I hugged him when I answered so he wouldn't see the tears in my eyes. "Oh, yes, Grandpa talked. He used to talk so much you couldn't believe it."
He hugged me back and then pushed me away. "Haley is so lucky. All that talking with Grandpa. I wish he could talk to me!" And then he went on his happy little way, leaving me more than a little bit sad.
Because here's the thing: Kaleb never really did get to know my dad, at least not the pre-Alzheimer's dad. The day after Kaleb was born, Dad drove to the hospital on his own, and he got lost. My mom sat with me, waiting, for as long as she could, but she had to go to work. "He probably stopped to read the paper somewhere," she said, and I agreed, neither one of us acknowledging what had really happened. When he finally came into my room, he was matter-of-fact about it. "I couldn't find the damned place," he said. Then he held Kaleb, who didn't have a first name yet but whose middle name was already decided: Don, after my dad.
But here's the other thing that makes me equally as sad: Even if Dad didn't have Alzheimer's, Kaleb might still not have gotten "all that talking with Grandpa." Because, while Dad came to birthday dinners and holiday meals, he wasn't very involved in my kids' lives. He wasn't the sort of Grandpa who'd show up and take a grandkid or two out for a Happy Meal or a trip to the park. He didn't really talk to them on the phone much, or try to get to know them. He was passive in the relationship.

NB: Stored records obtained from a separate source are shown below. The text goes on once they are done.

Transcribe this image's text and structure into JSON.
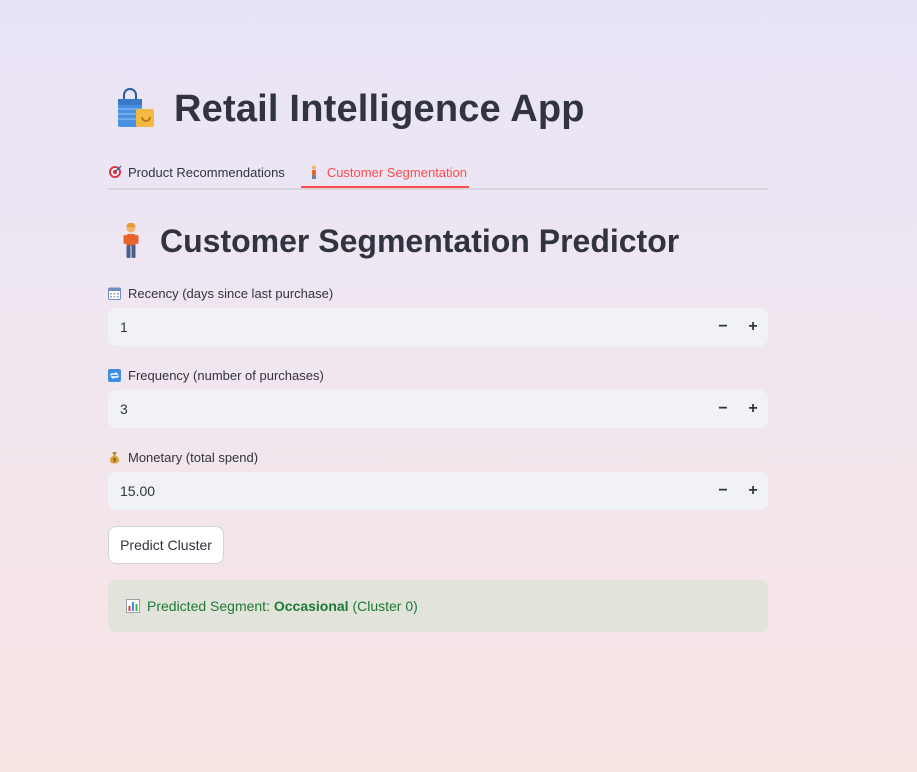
{
  "app": {
    "title": "Retail Intelligence App",
    "title_icon": "shopping-bags-icon"
  },
  "tabs": [
    {
      "label": "Product Recommendations",
      "icon": "target-icon",
      "active": false
    },
    {
      "label": "Customer Segmentation",
      "icon": "person-icon",
      "active": true
    }
  ],
  "section": {
    "title": "Customer Segmentation Predictor",
    "icon": "person-standing-icon"
  },
  "fields": [
    {
      "label": "Recency (days since last purchase)",
      "icon": "calendar-icon",
      "value": "1"
    },
    {
      "label": "Frequency (number of purchases)",
      "icon": "repeat-icon",
      "value": "3"
    },
    {
      "label": "Monetary (total spend)",
      "icon": "money-bag-icon",
      "value": "15.00"
    }
  ],
  "stepper": {
    "minus": "−",
    "plus": "+"
  },
  "predict_button": "Predict Cluster",
  "result": {
    "icon": "bar-chart-icon",
    "prefix": "Predicted Segment: ",
    "segment": "Occasional",
    "suffix": " (Cluster 0)"
  },
  "colors": {
    "accent": "#ff4b4b",
    "success_text": "#1e7a36",
    "success_bg": "#e2e3db",
    "input_bg": "#f0f2f6"
  }
}
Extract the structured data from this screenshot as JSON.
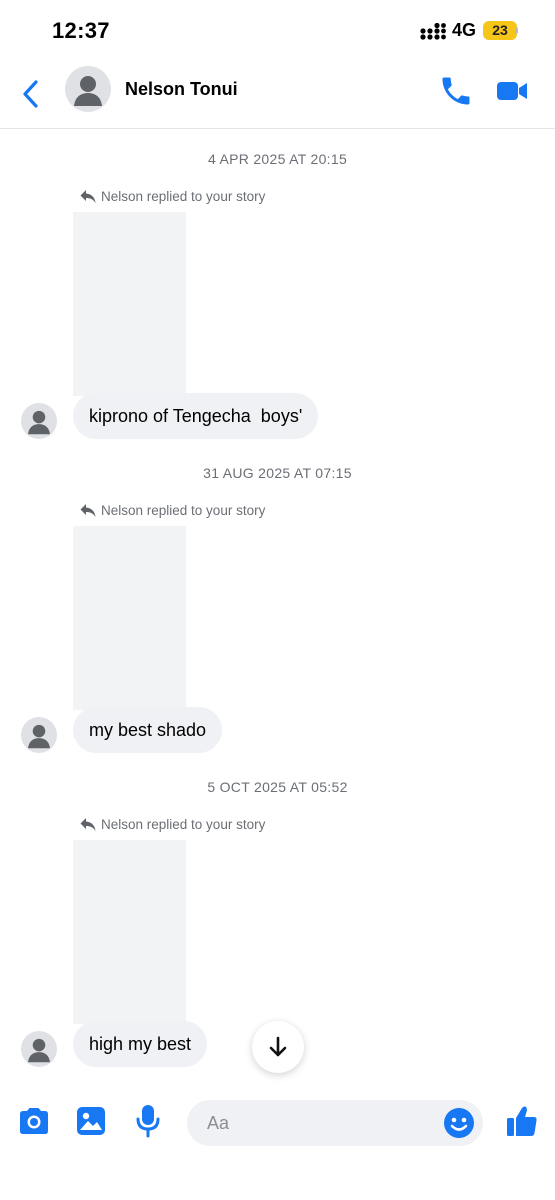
{
  "status": {
    "time": "12:37",
    "network": "4G",
    "battery": "23"
  },
  "header": {
    "name": "Nelson Tonui"
  },
  "messages": [
    {
      "timestamp": "4 APR 2025 AT 20:15",
      "reply_note": "Nelson replied to your story",
      "text": "kiprono of Tengecha  boys'"
    },
    {
      "timestamp": "31 AUG 2025 AT 07:15",
      "reply_note": "Nelson replied to your story",
      "text": "my best shado"
    },
    {
      "timestamp": "5 OCT 2025 AT 05:52",
      "reply_note": "Nelson replied to your story",
      "text": "high my best"
    }
  ],
  "composer": {
    "placeholder": "Aa"
  },
  "colors": {
    "accent": "#1877f2",
    "bubble": "#f0f1f4",
    "story_placeholder": "#f2f3f5",
    "battery": "#f5c518"
  },
  "icons": [
    "back-icon",
    "phone-icon",
    "video-camera-icon",
    "reply-arrow-icon",
    "arrow-down-icon",
    "camera-icon",
    "image-icon",
    "microphone-icon",
    "smiley-icon",
    "thumbs-up-icon"
  ]
}
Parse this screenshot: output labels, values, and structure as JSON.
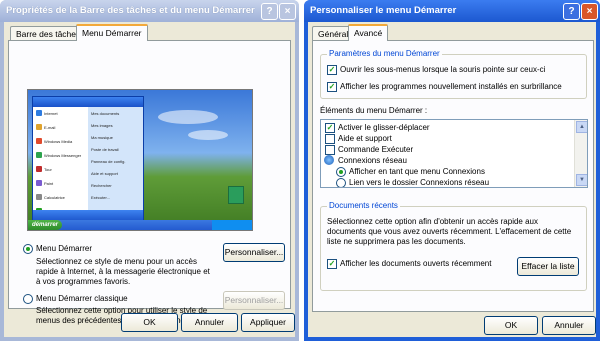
{
  "window1": {
    "title": "Propriétés de la Barre des tâches et du menu Démarrer",
    "tabs": [
      "Barre des tâches",
      "Menu Démarrer"
    ],
    "preview": {
      "start_label": "démarrer",
      "menu_left": [
        "Internet",
        "E-mail",
        "Windows Media",
        "Windows Messenger",
        "Tour",
        "Paint",
        "Calculatrice",
        "Tous les programmes"
      ],
      "menu_right": [
        "Mes documents",
        "Mes images",
        "Ma musique",
        "Poste de travail",
        "Panneau de config.",
        "Aide et support",
        "Rechercher",
        "Exécuter..."
      ]
    },
    "option_start": {
      "label": "Menu Démarrer",
      "desc": "Sélectionnez ce style de menu pour un accès rapide à Internet, à la messagerie électronique et à vos programmes favoris.",
      "button": "Personnaliser...",
      "selected": true
    },
    "option_classic": {
      "label": "Menu Démarrer classique",
      "desc": "Sélectionnez cette option pour utiliser le style de menus des précédentes versions de Windows.",
      "button": "Personnaliser...",
      "selected": false
    },
    "buttons": {
      "ok": "OK",
      "cancel": "Annuler",
      "apply": "Appliquer"
    },
    "title_buttons": {
      "help": "?",
      "close": "×"
    }
  },
  "window2": {
    "title": "Personnaliser le menu Démarrer",
    "tabs": [
      "Général",
      "Avancé"
    ],
    "group_settings": {
      "title": "Paramètres du menu Démarrer",
      "items": [
        {
          "label": "Ouvrir les sous-menus lorsque la souris pointe sur ceux-ci",
          "checked": true
        },
        {
          "label": "Afficher les programmes nouvellement installés en surbrillance",
          "checked": true
        }
      ]
    },
    "elements": {
      "title": "Éléments du menu Démarrer :",
      "items": [
        {
          "label": "Activer le glisser-déplacer",
          "kind": "checkbox",
          "checked": true
        },
        {
          "label": "Aide et support",
          "kind": "checkbox",
          "checked": false
        },
        {
          "label": "Commande Exécuter",
          "kind": "checkbox",
          "checked": false
        },
        {
          "label": "Connexions réseau",
          "kind": "header",
          "checked": false
        },
        {
          "label": "Afficher en tant que menu Connexions",
          "kind": "radio",
          "checked": true
        },
        {
          "label": "Lien vers le dossier Connexions réseau",
          "kind": "radio",
          "checked": false
        }
      ]
    },
    "group_recent": {
      "title": "Documents récents",
      "desc": "Sélectionnez cette option afin d'obtenir un accès rapide aux documents que vous avez ouverts récemment. L'effacement de cette liste ne supprimera pas les documents.",
      "checkbox": "Afficher les documents ouverts récemment",
      "checked": true,
      "clear_button": "Effacer la liste"
    },
    "buttons": {
      "ok": "OK",
      "cancel": "Annuler"
    },
    "title_buttons": {
      "help": "?",
      "close": "×"
    }
  }
}
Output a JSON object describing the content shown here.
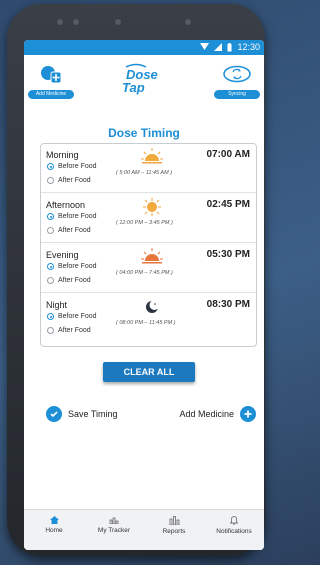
{
  "status_bar": {
    "time": "12:30"
  },
  "header": {
    "add_medicine_label": "Add Medicine",
    "logo_line1": "Dose",
    "logo_line2": "Tap",
    "syncing_label": "Syncing"
  },
  "page_title": "Dose Timing",
  "rows": [
    {
      "name": "Morning",
      "time": "07:00 AM",
      "range": "( 5:00 AM – 11:45 AM )",
      "before": "Before Food",
      "after": "After Food",
      "selected": "before",
      "icon": "sunrise-icon"
    },
    {
      "name": "Afternoon",
      "time": "02:45 PM",
      "range": "( 12:00 PM – 3:45 PM )",
      "before": "Before Food",
      "after": "After Food",
      "selected": "before",
      "icon": "sun-icon"
    },
    {
      "name": "Evening",
      "time": "05:30 PM",
      "range": "( 04:00 PM – 7:45 PM )",
      "before": "Before Food",
      "after": "After Food",
      "selected": "before",
      "icon": "sunset-icon"
    },
    {
      "name": "Night",
      "time": "08:30 PM",
      "range": "( 08:00 PM – 11:45 PM )",
      "before": "Before Food",
      "after": "After Food",
      "selected": "before",
      "icon": "moon-icon"
    }
  ],
  "clear_all_label": "CLEAR ALL",
  "save_timing_label": "Save Timing",
  "add_medicine_footer_label": "Add Medicine",
  "tabs": [
    {
      "label": "Home",
      "icon": "home-icon"
    },
    {
      "label": "My Tracker",
      "icon": "tracker-icon"
    },
    {
      "label": "Reports",
      "icon": "reports-icon"
    },
    {
      "label": "Notifications",
      "icon": "bell-icon"
    }
  ],
  "colors": {
    "accent": "#1d8fd6",
    "button": "#1a79bf",
    "sun": "#f2a93b"
  }
}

Really, "sad" isn't even the right word: "pissed off" about sums it up. How could he not make an effort? How could he not cherish and develop a relationship with his grandchildren? If you asked Haley, Jacob, or Nathan, I don't think any one of them could tell you something specific they loved or admired about my dad, because they don't have any specific memories with him. They hardly remember what he was like, pre-disease.

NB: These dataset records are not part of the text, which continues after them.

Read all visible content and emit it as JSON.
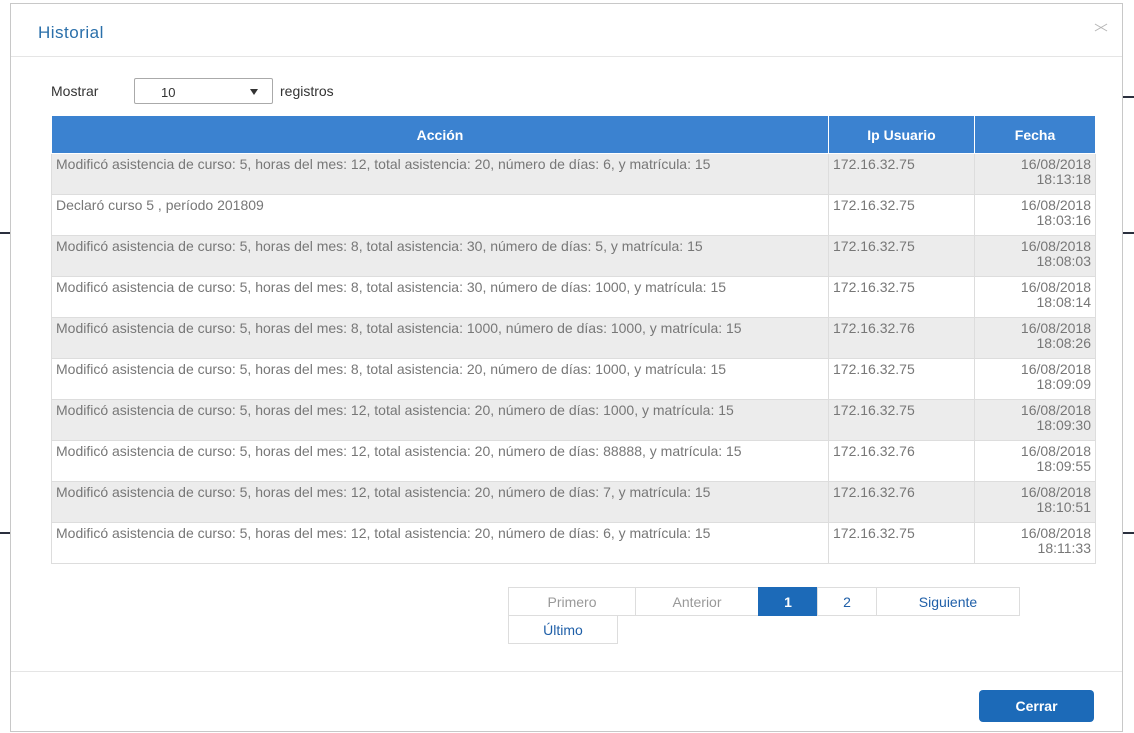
{
  "modal": {
    "title": "Historial",
    "close_icon": "close-icon"
  },
  "length": {
    "prefix": "Mostrar",
    "value": "10",
    "suffix": "registros"
  },
  "table": {
    "headers": [
      "Acción",
      "Ip Usuario",
      "Fecha"
    ],
    "rows": [
      {
        "accion": "Modificó asistencia de curso: 5, horas del mes: 12, total asistencia: 20, número de días: 6, y matrícula: 15",
        "ip": "172.16.32.75",
        "fecha": "16/08/2018 18:13:18"
      },
      {
        "accion": "Declaró curso 5 , período 201809",
        "ip": "172.16.32.75",
        "fecha": "16/08/2018 18:03:16"
      },
      {
        "accion": "Modificó asistencia de curso: 5, horas del mes: 8, total asistencia: 30, número de días: 5, y matrícula: 15",
        "ip": "172.16.32.75",
        "fecha": "16/08/2018 18:08:03"
      },
      {
        "accion": "Modificó asistencia de curso: 5, horas del mes: 8, total asistencia: 30, número de días: 1000, y matrícula: 15",
        "ip": "172.16.32.75",
        "fecha": "16/08/2018 18:08:14"
      },
      {
        "accion": "Modificó asistencia de curso: 5, horas del mes: 8, total asistencia: 1000, número de días: 1000, y matrícula: 15",
        "ip": "172.16.32.76",
        "fecha": "16/08/2018 18:08:26"
      },
      {
        "accion": "Modificó asistencia de curso: 5, horas del mes: 8, total asistencia: 20, número de días: 1000, y matrícula: 15",
        "ip": "172.16.32.75",
        "fecha": "16/08/2018 18:09:09"
      },
      {
        "accion": "Modificó asistencia de curso: 5, horas del mes: 12, total asistencia: 20, número de días: 1000, y matrícula: 15",
        "ip": "172.16.32.75",
        "fecha": "16/08/2018 18:09:30"
      },
      {
        "accion": "Modificó asistencia de curso: 5, horas del mes: 12, total asistencia: 20, número de días: 88888, y matrícula: 15",
        "ip": "172.16.32.76",
        "fecha": "16/08/2018 18:09:55"
      },
      {
        "accion": "Modificó asistencia de curso: 5, horas del mes: 12, total asistencia: 20, número de días: 7, y matrícula: 15",
        "ip": "172.16.32.76",
        "fecha": "16/08/2018 18:10:51"
      },
      {
        "accion": "Modificó asistencia de curso: 5, horas del mes: 12, total asistencia: 20, número de días: 6, y matrícula: 15",
        "ip": "172.16.32.75",
        "fecha": "16/08/2018 18:11:33"
      }
    ]
  },
  "pagination": {
    "first": "Primero",
    "previous": "Anterior",
    "page1": "1",
    "page2": "2",
    "next": "Siguiente",
    "last": "Último"
  },
  "footer": {
    "close_label": "Cerrar"
  },
  "colors": {
    "header_bg": "#3b82d0",
    "accent": "#1c6ab8",
    "title": "#2a6faa"
  }
}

Maybe it is wrong to say that I feel anger towards my father. After all, he is ill, and disease should dissolve the past hurt feelings. It should offer at least that much: in the place of memory, absolution. I fragment of poem keeps repeating in my head: "What is elegy but the attempt/To rebreathe life/Into what the gone one once was/Before he grew to enormity." (Mary Jo Bang.) Alzheimer's tries to make him bulge into enormity: larger than life, impervious to anger. Immune to it. Blessed only for the good parts.
How odd that this is a damage the disease inflicts: it not only takes away the ability to tell the person you love you love him (and everything else good you should have said more often), it strips away the chance you had to say how could you? Your anger or disappointment cannot be expressed and so it hangs in your heart, a bitterness, a hook, a biting dark thing you are ashamed of.